Download and Display
Slotted into the back of a PC, users could download presentations into the e-paper sheets, which could then be handed out in meetings. The sheets could be combined into binders and read like books if readers wanted, he says. Users would be able to download a page's worth of information in about a second, he says.
Downloads could be made using wired and wireless technologies, for example via mobile phones.
"This e-paper will be very light and very readable and very thin, and our image is to have whole newspapers downloaded electronically," Shimoda says.
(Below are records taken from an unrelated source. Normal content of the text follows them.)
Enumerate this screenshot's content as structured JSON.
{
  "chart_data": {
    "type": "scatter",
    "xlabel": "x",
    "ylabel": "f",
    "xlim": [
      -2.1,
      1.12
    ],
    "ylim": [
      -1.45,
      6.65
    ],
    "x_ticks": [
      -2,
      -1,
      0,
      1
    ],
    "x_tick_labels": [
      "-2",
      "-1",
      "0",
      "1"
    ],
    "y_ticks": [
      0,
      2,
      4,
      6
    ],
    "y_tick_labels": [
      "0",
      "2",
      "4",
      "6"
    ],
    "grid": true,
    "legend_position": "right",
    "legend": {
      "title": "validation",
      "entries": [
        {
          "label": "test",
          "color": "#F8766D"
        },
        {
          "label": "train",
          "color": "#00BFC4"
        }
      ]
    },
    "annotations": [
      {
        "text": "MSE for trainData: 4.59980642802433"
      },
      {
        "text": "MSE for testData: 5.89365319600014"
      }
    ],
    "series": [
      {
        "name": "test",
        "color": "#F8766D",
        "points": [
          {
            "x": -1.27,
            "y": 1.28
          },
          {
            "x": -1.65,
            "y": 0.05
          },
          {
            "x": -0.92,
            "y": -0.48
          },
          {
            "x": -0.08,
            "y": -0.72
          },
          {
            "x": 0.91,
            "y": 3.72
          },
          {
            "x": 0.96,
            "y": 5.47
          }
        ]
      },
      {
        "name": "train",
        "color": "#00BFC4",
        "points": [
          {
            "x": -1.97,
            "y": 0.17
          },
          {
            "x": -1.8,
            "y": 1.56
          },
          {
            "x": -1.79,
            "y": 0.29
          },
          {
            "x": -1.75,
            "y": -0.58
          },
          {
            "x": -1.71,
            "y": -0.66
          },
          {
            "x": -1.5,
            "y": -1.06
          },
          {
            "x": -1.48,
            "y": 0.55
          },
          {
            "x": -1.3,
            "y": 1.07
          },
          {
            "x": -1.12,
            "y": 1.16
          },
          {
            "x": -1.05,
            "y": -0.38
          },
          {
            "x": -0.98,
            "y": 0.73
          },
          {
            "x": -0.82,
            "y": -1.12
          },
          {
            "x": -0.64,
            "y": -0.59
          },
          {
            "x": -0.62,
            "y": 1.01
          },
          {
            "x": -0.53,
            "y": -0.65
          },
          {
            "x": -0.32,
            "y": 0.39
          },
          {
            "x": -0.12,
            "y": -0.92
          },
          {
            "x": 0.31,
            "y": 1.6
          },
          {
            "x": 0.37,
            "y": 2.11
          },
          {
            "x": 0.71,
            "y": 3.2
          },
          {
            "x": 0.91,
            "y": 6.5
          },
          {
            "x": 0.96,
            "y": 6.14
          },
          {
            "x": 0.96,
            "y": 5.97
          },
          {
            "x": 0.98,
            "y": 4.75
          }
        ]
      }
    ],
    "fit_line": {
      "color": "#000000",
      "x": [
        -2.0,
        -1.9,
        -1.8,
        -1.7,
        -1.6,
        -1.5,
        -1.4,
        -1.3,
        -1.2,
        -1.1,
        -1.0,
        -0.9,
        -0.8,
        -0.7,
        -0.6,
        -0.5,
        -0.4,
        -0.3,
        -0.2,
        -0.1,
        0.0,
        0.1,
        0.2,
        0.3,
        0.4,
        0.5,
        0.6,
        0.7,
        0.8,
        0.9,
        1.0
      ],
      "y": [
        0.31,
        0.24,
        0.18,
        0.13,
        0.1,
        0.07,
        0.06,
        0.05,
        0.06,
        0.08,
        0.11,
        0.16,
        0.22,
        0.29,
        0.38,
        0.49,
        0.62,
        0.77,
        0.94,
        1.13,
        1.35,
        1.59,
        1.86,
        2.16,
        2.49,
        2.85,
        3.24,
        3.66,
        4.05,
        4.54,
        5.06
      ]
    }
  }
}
The company believes that e-paper, in Japan at least, could work out less than the equivalent cost of buying daily newspapers and several glossy magazines each month. In Japan, daily newspapers typically cost between one dollar and $1.20 each, and, for example, fashion monthlies can cost $10 each.
The e-paper will be foldable. But the more it is folded, the faster it will degrade, Shimoda says.
Other Applications
E-paper development takes advantage of several technologies based the company's ability to print organic thin-film transistors onto flexible substrates. The company has already developed some displays that are several inches in diameter and successfully put these on flexible plastic sheets. Other applications, for example, are electronic tags that can be pasted on and peeled off bottles.
The company also believes it can make giant TV panels that are light and flexible enough to be peeled off and on walls. These panels could combine active matrix OLED (Organic Light Emitting Diode) technology with thin film transistor technology and would also be seated on plastic, Shimoda says.
Such screens could cover whole walls and be used as scenery, he says.
The company is still vague on when peelable TV panels might become a reality but Shimoda has a date in mind.
"I am 50, so I would like to develop the technology before I retire," he says.